Caching¶
The semantic layer includes an in-memory cache to minimize latency and reduce load on metadata catalogs. Caching wraps any provider transparently.
Configuration¶
import (
"github.com/txn2/mcp-trino/pkg/semantic"
"github.com/txn2/mcp-trino/pkg/tools"
)
toolkit := tools.NewToolkit(trinoClient, cfg,
tools.WithSemanticProvider(datahubProvider),
tools.WithSemanticCache(semantic.CacheConfig{
TTL: 5 * time.Minute,
MaxEntries: 10000,
CacheErrors: false,
ErrorTTL: 1 * time.Minute,
}),
)
Options¶
| Option | Default | Description |
|---|---|---|
TTL |
5 minutes | How long cached entries remain valid |
MaxEntries |
10,000 | Maximum cache size (LRU eviction when exceeded) |
CacheErrors |
false | Whether to cache error responses |
ErrorTTL |
1 minute | TTL for cached errors (if enabled) |
Default Configuration¶
cfg := semantic.DefaultCacheConfig()
// TTL: 5 minutes
// MaxEntries: 10000
// CacheErrors: false
// ErrorTTL: 1 minute
Cached Operations¶
| Method | Cached |
|---|---|
GetTableContext |
Yes |
GetColumnContext |
Yes |
GetColumnsContext |
Yes |
GetLineage |
Yes |
GetGlossaryTerm |
Yes |
SearchTables |
No (results vary by filter) |
Cache Keys¶
Cache keys are derived from the operation and identifier:
table:{catalog}.{schema}.{table}column:{catalog}.{schema}.{table}.{column}columns:{catalog}.{schema}.{table}lineage:{catalog}.{schema}.{table}:{direction}:{maxDepth}glossary:{urn}
Manual Cache Control¶
The CachingProvider exposes methods for cache management:
import "github.com/txn2/mcp-trino/pkg/semantic"

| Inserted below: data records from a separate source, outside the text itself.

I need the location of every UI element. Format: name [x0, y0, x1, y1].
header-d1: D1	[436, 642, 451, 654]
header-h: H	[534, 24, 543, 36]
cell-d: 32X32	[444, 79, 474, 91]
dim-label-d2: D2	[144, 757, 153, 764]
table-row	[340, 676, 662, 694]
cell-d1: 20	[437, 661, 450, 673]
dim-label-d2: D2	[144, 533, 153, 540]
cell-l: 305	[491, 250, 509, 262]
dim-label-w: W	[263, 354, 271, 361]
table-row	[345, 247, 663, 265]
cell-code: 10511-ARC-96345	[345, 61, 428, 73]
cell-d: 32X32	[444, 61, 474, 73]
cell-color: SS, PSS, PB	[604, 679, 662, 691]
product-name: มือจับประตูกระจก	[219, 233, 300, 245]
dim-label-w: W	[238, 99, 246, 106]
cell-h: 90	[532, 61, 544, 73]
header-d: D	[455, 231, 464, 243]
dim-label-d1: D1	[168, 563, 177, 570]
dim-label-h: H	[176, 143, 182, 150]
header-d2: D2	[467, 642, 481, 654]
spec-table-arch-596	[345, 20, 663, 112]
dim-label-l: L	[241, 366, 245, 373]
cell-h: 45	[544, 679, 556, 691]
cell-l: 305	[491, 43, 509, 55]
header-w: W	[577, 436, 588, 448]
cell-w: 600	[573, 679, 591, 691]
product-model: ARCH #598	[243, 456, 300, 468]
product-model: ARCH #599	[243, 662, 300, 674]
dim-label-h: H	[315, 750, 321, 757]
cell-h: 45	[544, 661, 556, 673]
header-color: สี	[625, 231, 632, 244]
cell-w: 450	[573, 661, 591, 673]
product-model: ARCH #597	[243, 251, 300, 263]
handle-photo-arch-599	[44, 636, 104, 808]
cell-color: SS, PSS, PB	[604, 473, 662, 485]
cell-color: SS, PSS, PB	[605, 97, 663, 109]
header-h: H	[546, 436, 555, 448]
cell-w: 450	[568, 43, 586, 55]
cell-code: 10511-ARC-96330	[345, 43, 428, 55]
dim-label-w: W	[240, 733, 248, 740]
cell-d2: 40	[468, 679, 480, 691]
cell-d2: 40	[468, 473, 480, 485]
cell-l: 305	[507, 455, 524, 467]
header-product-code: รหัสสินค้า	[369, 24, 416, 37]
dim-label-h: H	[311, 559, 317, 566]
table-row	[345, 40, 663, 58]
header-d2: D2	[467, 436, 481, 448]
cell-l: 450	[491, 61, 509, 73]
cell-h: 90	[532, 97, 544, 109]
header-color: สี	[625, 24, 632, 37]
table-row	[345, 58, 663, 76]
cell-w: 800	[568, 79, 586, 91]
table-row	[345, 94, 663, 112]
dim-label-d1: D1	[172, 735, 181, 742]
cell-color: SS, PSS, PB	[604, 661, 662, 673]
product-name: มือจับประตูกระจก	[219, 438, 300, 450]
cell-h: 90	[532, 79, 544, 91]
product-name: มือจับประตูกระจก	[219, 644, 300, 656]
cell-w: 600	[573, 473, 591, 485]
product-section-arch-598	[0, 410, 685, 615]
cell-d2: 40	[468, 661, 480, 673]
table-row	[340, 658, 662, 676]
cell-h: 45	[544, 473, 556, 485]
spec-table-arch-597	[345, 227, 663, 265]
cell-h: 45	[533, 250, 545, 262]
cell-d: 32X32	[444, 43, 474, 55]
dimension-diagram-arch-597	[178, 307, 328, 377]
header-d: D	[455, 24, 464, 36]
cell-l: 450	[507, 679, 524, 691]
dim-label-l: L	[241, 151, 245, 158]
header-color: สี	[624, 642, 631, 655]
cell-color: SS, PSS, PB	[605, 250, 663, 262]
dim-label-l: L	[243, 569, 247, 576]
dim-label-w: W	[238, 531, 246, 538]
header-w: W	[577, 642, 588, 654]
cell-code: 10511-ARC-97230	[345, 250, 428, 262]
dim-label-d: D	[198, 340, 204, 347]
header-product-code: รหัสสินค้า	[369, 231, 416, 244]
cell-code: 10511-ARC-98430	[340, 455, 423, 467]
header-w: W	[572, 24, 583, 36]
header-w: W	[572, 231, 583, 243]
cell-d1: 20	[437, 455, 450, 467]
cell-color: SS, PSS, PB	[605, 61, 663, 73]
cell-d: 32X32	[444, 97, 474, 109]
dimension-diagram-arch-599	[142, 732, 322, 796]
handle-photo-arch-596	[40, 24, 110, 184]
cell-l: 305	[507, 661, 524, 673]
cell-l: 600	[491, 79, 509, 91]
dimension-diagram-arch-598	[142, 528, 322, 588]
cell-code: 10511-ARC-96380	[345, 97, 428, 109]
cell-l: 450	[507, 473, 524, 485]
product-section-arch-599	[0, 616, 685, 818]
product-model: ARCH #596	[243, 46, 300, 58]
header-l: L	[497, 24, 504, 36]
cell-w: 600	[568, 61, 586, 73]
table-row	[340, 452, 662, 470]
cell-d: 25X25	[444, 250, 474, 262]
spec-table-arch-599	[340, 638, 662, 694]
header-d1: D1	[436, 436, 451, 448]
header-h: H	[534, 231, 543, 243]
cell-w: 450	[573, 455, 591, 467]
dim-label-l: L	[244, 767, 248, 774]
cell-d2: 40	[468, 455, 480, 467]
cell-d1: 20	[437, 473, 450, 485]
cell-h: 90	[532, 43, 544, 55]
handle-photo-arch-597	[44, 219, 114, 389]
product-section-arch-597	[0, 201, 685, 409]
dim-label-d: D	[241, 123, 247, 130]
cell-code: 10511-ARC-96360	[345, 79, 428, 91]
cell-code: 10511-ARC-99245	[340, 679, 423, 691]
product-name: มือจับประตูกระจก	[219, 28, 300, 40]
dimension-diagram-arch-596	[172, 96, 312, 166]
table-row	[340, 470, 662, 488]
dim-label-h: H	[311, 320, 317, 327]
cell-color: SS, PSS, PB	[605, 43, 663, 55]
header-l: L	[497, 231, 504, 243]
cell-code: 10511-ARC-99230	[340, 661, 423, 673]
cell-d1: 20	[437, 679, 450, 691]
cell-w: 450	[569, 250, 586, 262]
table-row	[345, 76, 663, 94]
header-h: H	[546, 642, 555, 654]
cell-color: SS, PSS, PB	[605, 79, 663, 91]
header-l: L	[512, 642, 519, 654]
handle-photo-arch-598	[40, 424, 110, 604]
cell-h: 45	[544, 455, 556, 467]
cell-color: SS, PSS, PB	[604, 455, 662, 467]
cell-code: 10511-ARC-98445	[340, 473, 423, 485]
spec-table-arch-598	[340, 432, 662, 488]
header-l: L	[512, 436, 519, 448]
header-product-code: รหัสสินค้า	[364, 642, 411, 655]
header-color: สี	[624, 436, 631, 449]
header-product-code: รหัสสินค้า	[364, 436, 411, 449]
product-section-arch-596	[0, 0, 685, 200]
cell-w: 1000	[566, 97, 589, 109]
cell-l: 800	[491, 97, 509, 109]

// Wrap provider with caching
cached := semantic.NewCachingProvider(provider, semantic.DefaultCacheConfig())
// Get cache statistics
stats := cached.Stats()
fmt.Printf("Active: %d, Expired: %d, Max: %d\n",
stats.ActiveEntries, stats.ExpiredEntries, stats.MaxEntries)
// Clear all entries
cached.Clear()
Error Caching¶
By default, errors are not cached. Enable error caching to prevent hammering a failing provider:
cfg := semantic.CacheConfig{
TTL: 5 * time.Minute,
MaxEntries: 10000,
CacheErrors: true, // Cache errors
ErrorTTL: 1 * time.Minute, // Shorter TTL for errors
}
When an error is cached:
- Subsequent requests return the cached error immediately
- The error expires after
ErrorTTL - After expiration, the next request retries the provider
Eviction Policy¶
When MaxEntries is reached, the oldest entry (by expiration time) is evicted to make room for new entries. This approximates LRU behavior.
Disabling Cache¶
To disable caching, omit the WithSemanticCache option:
toolkit := tools.NewToolkit(trinoClient, cfg,
tools.WithSemanticProvider(datahubProvider),
// No WithSemanticCache - caching disabled
)
Performance Considerations¶
Sizing¶
Choose MaxEntries based on your table count:
| Tables | Suggested MaxEntries |
|---|---|
| < 1,000 | 10,000 (default) |
| 1,000 - 10,000 | 50,000 |
| > 10,000 | 100,000+ |
Each entry requires approximately 1-5 KB depending on metadata richness.
TTL Tradeoffs¶
| TTL | Behavior |
|---|---|
| Short (1m) | Fresh data, more catalog load |
| Medium (5m) | Balanced (default) |
| Long (30m+) | Lower load, stale data risk |
For catalogs with infrequent metadata changes, longer TTLs are safe. For actively evolving metadata, prefer shorter TTLs.
Monitoring¶
Track cache effectiveness by checking stats periodically:
go func() {
ticker := time.NewTicker(1 * time.Minute)
for range ticker.C {
stats := cached.Stats()
log.Printf("Cache: active=%d expired=%d max=%d",
stats.ActiveEntries, stats.ExpiredEntries, stats.MaxEntries)
}
}()
High expired counts relative to active entries may indicate the TTL is too short.